Wu, F., & Huberman, B. A. (2007). "Novelty and collective attention." Proceedings of the National Academy of Sciences, 104(45), 17599-17601. Models how collective attention shifts between topics, showing that the decay of attention to any single topic follows a predictable mathematical pattern. Their finding that newer content displaces older content at a predictable rate helps explain trend decay and why timeliness matters.
For Creators Specifically
Colin and Samir (YouTube channel) Regularly discuss trend timing, cultural moment content strategy, and the creator economy's relationship with collective attention. Their interviews with creators who rode cultural moments successfully provide case-study-level insights.
The Publish Press (newsletter) Tracks trending sounds, formats, and topics across platforms with analysis of lifecycle timing. A practical resource for trend spotting in real time.
Google Trends (trends.google.com) A free tool for monitoring search interest in topics over time. Useful for identifying rising cultural conversations before they hit social media platforms, and for understanding the seasonal patterns that create predictable content opportunities.

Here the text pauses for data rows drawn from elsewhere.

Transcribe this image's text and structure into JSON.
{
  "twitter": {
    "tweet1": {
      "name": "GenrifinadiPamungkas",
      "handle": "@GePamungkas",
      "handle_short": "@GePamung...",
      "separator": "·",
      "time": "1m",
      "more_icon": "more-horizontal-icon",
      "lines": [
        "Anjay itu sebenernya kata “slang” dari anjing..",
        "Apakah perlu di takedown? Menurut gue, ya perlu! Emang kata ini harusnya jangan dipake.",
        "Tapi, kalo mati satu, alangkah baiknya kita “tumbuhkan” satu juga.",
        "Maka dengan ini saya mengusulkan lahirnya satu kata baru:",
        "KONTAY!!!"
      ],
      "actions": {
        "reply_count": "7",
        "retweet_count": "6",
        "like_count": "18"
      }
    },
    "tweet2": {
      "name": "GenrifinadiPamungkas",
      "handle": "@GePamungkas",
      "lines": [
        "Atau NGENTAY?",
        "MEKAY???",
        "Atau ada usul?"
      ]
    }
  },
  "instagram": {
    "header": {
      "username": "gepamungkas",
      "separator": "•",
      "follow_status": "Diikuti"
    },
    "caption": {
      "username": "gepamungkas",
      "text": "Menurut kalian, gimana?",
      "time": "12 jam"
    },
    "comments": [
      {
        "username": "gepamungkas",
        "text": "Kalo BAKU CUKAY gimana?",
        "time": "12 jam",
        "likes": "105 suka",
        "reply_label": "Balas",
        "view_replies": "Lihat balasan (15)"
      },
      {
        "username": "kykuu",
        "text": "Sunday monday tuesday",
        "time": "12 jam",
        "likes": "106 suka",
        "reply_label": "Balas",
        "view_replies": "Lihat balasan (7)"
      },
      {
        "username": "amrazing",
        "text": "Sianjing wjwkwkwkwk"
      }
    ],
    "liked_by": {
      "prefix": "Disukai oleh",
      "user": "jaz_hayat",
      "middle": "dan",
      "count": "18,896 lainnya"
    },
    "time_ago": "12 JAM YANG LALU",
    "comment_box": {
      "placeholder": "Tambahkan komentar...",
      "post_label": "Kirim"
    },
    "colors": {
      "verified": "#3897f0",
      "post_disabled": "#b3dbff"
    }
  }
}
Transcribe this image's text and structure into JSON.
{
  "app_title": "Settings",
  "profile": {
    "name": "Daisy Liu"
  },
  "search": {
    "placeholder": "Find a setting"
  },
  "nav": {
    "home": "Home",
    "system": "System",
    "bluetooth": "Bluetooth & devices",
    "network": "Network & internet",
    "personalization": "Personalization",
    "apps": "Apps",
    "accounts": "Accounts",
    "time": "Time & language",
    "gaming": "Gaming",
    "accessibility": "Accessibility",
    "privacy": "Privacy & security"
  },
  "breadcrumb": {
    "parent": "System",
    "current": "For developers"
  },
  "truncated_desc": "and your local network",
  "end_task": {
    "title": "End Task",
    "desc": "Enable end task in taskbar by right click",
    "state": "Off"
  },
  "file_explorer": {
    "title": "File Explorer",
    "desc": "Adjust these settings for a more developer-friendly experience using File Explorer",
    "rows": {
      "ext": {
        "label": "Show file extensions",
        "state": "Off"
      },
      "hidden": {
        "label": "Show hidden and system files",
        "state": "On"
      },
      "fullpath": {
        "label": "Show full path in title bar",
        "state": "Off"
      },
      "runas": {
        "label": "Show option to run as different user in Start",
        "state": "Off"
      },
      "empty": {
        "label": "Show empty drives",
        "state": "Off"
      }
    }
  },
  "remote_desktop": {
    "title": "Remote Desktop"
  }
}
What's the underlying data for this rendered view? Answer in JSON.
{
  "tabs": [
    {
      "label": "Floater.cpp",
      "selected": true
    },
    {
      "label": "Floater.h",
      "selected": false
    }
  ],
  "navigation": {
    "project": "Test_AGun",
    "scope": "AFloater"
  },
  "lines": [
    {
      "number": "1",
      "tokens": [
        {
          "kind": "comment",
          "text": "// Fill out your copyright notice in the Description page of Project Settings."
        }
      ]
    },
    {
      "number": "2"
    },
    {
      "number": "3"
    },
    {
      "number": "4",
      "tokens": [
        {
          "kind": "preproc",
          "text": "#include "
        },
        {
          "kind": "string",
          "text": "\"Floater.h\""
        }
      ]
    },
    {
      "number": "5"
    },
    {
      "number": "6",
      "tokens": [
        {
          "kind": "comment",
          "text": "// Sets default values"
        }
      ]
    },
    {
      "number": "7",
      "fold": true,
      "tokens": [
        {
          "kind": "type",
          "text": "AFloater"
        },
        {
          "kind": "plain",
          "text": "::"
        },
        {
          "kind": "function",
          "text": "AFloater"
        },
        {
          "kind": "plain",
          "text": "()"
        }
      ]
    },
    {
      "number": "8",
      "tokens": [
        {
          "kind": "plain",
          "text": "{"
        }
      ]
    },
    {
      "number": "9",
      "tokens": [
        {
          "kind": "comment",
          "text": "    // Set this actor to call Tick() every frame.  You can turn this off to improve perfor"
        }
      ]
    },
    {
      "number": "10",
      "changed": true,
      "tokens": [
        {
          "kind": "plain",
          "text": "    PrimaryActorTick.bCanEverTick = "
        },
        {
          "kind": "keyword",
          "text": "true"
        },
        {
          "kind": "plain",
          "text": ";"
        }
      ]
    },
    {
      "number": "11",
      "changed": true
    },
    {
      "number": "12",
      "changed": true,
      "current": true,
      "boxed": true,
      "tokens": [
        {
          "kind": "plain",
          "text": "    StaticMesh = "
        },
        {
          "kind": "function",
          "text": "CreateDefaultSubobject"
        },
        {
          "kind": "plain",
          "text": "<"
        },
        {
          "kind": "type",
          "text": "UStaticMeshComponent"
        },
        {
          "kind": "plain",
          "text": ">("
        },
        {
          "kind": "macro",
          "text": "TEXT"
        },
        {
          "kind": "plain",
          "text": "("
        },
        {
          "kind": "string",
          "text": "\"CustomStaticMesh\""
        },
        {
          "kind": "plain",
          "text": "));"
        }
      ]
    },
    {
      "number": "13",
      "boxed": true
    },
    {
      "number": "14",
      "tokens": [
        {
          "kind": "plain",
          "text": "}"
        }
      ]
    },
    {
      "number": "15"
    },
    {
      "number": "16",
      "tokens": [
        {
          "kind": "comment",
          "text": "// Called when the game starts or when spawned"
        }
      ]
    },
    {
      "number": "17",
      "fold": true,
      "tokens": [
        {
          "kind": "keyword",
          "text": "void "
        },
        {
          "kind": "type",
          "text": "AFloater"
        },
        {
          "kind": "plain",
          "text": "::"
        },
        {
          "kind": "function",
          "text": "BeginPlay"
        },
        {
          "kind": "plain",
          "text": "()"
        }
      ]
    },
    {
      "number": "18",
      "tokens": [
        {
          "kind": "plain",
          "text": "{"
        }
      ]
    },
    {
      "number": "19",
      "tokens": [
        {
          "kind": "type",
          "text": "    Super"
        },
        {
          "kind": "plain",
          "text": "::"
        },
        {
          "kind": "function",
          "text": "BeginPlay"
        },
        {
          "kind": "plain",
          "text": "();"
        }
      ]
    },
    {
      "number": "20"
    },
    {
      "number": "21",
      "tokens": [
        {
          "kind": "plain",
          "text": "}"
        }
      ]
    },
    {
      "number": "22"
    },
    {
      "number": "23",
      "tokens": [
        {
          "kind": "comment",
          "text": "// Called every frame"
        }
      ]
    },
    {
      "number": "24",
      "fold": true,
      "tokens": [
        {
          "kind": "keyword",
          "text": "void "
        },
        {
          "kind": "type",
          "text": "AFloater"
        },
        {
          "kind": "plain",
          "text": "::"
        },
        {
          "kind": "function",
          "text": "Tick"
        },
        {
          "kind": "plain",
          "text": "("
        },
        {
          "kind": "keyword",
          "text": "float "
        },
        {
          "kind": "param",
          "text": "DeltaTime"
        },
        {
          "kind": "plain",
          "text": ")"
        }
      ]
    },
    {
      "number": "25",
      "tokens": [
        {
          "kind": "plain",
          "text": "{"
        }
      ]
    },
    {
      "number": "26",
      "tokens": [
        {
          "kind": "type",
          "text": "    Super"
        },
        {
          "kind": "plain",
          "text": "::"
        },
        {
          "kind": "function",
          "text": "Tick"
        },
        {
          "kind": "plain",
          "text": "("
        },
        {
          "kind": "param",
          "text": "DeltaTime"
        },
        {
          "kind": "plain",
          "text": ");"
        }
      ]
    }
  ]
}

TikTok Creative Center (ads.tiktok.com/business/creativecenter) TikTok's trend discovery tool shows rising sounds, hashtags, creators, and topics by category and region. Essential for TikTok-specific trend spotting, particularly for identifying sounds in the Birth or early Rise phase.
Videos and Online Resources
Veritasium — "The Science of Thinking" (YouTube) Muller's discussion of System 1 vs. System 2 thinking (Kahneman) provides context for why trends work: System 1 (fast, automatic) recognizes a familiar format and pays attention. This cognitive efficiency is why trend formats generate engagement — the viewer already knows the structure, reducing cognitive load (Chapter 2) and allowing them to focus on the creator's unique contribution.
Hank Green — various discussions on TikTok trend culture Green's analysis of TikTok's trend ecosystem from a creator's perspective frequently addresses the tension between trend participation and original content creation. His honest discussions of trend fatigue and authenticity provide a mature perspective on the issues discussed in section 11.6.
Related Concepts to Explore
Diffusion of innovations — Everett Rogers's theory of how new ideas spread through populations: innovators → early adopters → early majority → late majority → laggards. This maps directly onto the trend lifecycle: Birth (innovators), Rise (early adopters), Peak (early majority), Saturation (late majority), Decay (laggards). Understanding where you are in this adoption curve helps time your trend participation.
Collective effervescence — Émile Durkheim's concept of the emotional energy generated when large groups of people focus on the same thing simultaneously. Cultural moments create collective effervescence — shared emotional intensity that makes content feel more significant and shareable. This is the sociological basis for why cultural moment content performs so well.
Kairos — The Greek concept of "the opportune moment" — the right time to act. In contrast to chronos (chronological time), kairos is about recognizing when conditions are ripe for action. For creators, kairos is the ability to recognize when a cultural moment, trend, or conversation is at the right phase for your participation. Trend spotting (section 11.2) is essentially the development of kairos-sense.
The attention economy and temporal scarcity — Herbert Simon's observation that "a wealth of information creates a poverty of attention" applies temporally during cultural moments. When everyone is paying attention to the same event, there's a brief window where attention is both concentrated (on the topic) and competitive (among creators covering it). Understanding temporal scarcity helps creators make strategic decisions about when to invest creative energy.